The issue of involvement of undocumented workers in harvesting is a vexed one in Australia. In the 1999 Review of Illegal Workers (DIMA 1999) a number of the recommendations related to the responsibility of employers to check whether applicants for work are legally entitled to work in Australia. It was recommended that a system of sanctions be introduced to discourage business owners, employers and labour suppliers from recruiting illegal workers. In addition, it recommended the introduction of a Work Right Declaration Form that should be completed by all new workers employed (including harvest workers) to ensure that reasonable checks are made of the work status of potential employees. These moves have been vigorously opposed by growers and their representatives as is evident in their submissions to each of the government inquiries referred to in this paper. These complaints involved a number of elements (National Harvest Working Group 2000, p. 43)…

· Harvest workers often work a distance away from their belongings so they are not keen to bring passports, birth certificates, etc. to work for safety reasons;

· Australians do not generally carry identification so requiring them to do so would reduce the availability of even Australian harvest labour.

· Growers are not prepared to become a screening agent for DIMA.

· The sanctions are seen to be unfair.

There is considerable concern about the issue of ‘strict liability for those found to have employed illegal workers and the severe penalties proposed – considered enough to bankrupt the average horticulturalist. Strict liability in this context appears to mean that the onus of proving that all employees engaged had a right to work resides with the employer’ (Calver 2000, p. 4). DIMAs proposal to place the administrative burden of checking every employees right to work on fruit and vegetable growers is considered an unjustifiable cost burden. In the Goulburn Valley alone 10,000 casual workers would need to be checked (Calver 2000, p. 4). The grower would be required to complete the Work Rights Declaration Form and submit it to DIMA. The announcement of these proposals was greeted with hostility and there is strong lobbying against them by growers and representative groups (Calver 2000).

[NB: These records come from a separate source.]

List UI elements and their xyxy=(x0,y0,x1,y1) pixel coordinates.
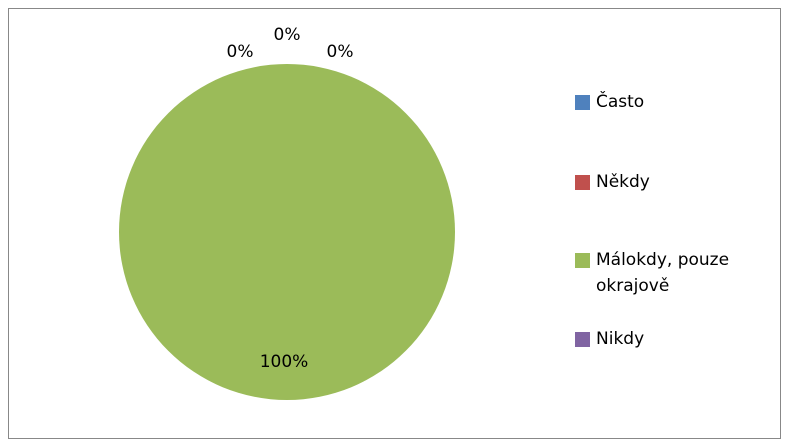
legend-label: Často xyxy=(596,92,645,112)
legend-label: Někdy xyxy=(596,172,650,192)
legend-item: Často xyxy=(575,89,776,115)
data-label: 0% xyxy=(274,25,301,45)
legend-item: Nikdy xyxy=(575,326,776,352)
data-label: 0% xyxy=(227,42,254,62)
legend-swatch xyxy=(575,95,590,110)
legend-label: Málokdy, pouze okrajově xyxy=(596,250,730,296)
legend-label: Nikdy xyxy=(596,329,645,349)
legend-item: Málokdy, pouze okrajově xyxy=(575,247,776,299)
pie-slice xyxy=(119,64,455,400)
legend-swatch xyxy=(575,175,590,190)
data-label: 0% xyxy=(327,42,354,62)
legend-item: Někdy xyxy=(575,169,776,195)
legend-swatch xyxy=(575,253,590,268)
data-label: 100% xyxy=(260,352,309,372)
legend-swatch xyxy=(575,332,590,347)
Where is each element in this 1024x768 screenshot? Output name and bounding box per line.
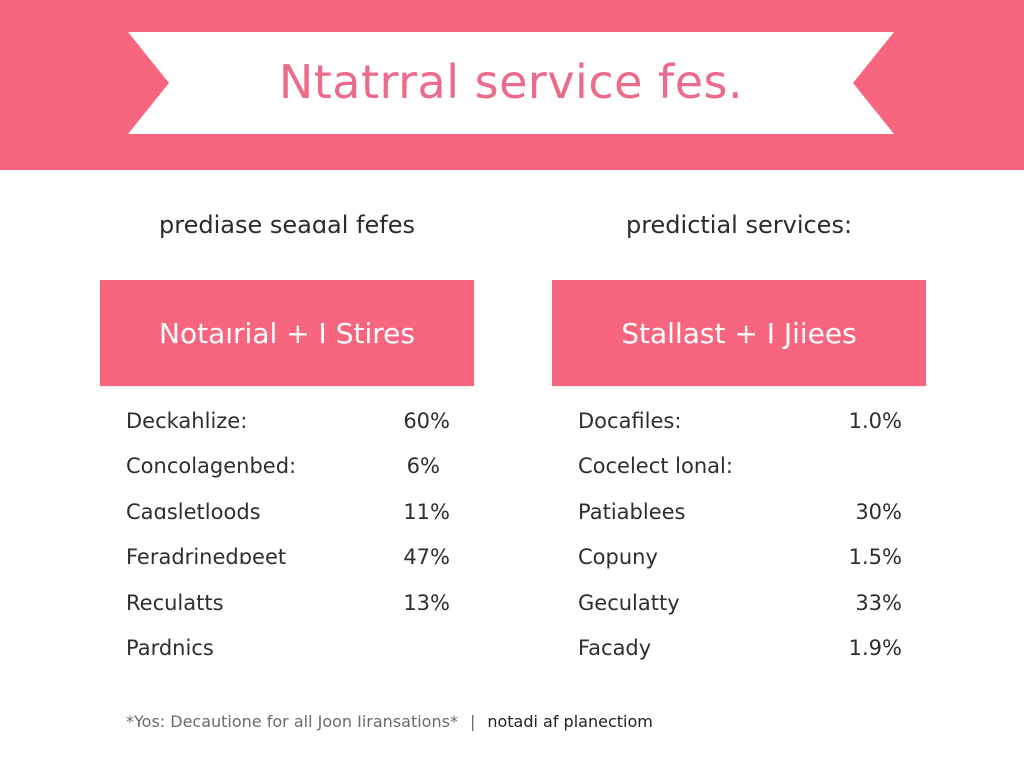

Following raids on farms which turned up illegal workers during the harvest period of early 1999 farmers requested a streamlined process under which tourists could do farm and other seasonal work. However, the Minister responded that rather than making it easier for migrants to enter to work the government was interested in tightening procedures (Sydney Morning Herald March 10 1999).

In 2001 the government plans to introduce legislation to introduce sanctions against employers of illegal workers. It is planned that they will be up to two years in jail or fines of up to A$66,000 and they will be introduced in 2002 following a new public information campaign. A compliance pamphlet will be mailed out to over one million employers. A toll free phone line for employers to make inquiries about workers’ rights, visa conditions and sanctions will be set up (The Australian December 22nd 2000).